Quenneville has been touting the fact that he has eight defensemen he can roll with on any given night, though he has been sticking with the same three pairings lately to allow them to get into a rhythm for the postseason. Rozsival hasn’t played since March 10, and Kempny has played only once since then.
‘‘This is the deepest team on the back end I think we’ve ever had,’’ Oduya said. ‘‘You never know what happens down the road with injuries or different things, so that’s a positive for us. It gives us more options. Certain nights, some guys might be more on fire than others, so we can lean on different guys on different nights.’’

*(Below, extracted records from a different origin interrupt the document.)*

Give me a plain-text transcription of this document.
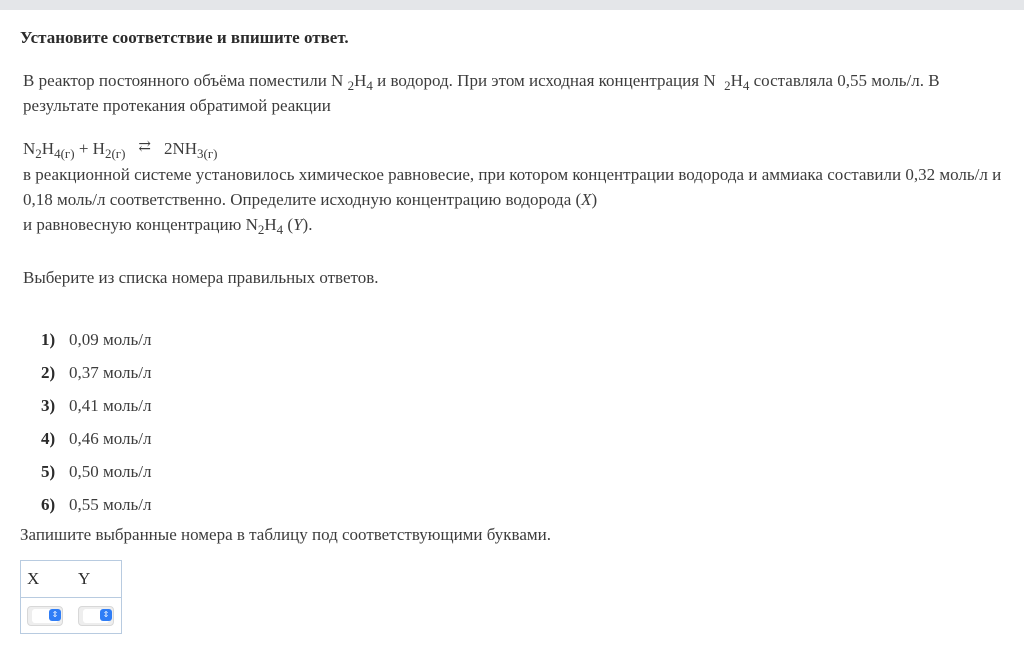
Установите соответствие и впишите ответ.
В реактор постоянного объёма поместили N $_2H_4$ и водород. При этом исходная концентрация N $_2H_4$ составляла 0,55 моль/л. В результате протекания обратимой реакции
$N_2H_{4(г)} + H_{2(г)}$ ⇄ $2NH_{3(г)}$
в реакционной системе установилось химическое равновесие, при котором концентрации водорода и аммиака составили 0,32 моль/л и 0,18 моль/л соответственно. Определите исходную концентрацию водорода (X)
и равновесную концентрацию $N_2H_4$ (Y).
Выберите из списка номера правильных ответов.
1) 0,09 моль/л
2) 0,37 моль/л
3) 0,41 моль/л
4) 0,46 моль/л
5) 0,50 моль/л
6) 0,55 моль/л
Запишите выбранные номера в таблицу под соответствующими буквами.
X Y
⇕	⇕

The last time Campbell played a playoff game in a Hawks jersey, he played a team-high 28:53 in a Game 7 loss to the Vancouver Canucks in 2011. And while Campbell and everyone else on the blue line would relish the chance to play such gaudy minutes again, they all know the Hawks are better off if it doesn’t come to that.
‘‘Those things change all the time, but I feel like we’ve got a pretty veteran and solid back end that’s been around for a while,’’ Campbell said. ‘‘We’re all feeling good, and hopefully that’s a factor for us. Thirty minutes is obviously a stretch to play on a continuous basis for two months if you want to win. So it’s a good thing we’ve got going on right now.’’
NOTE: The Hawks recalled rookie forward Vinnie Hinostroza from Rockford. He had six goals and eight assists in 48 games with the Hawks before being sent down Feb. 24.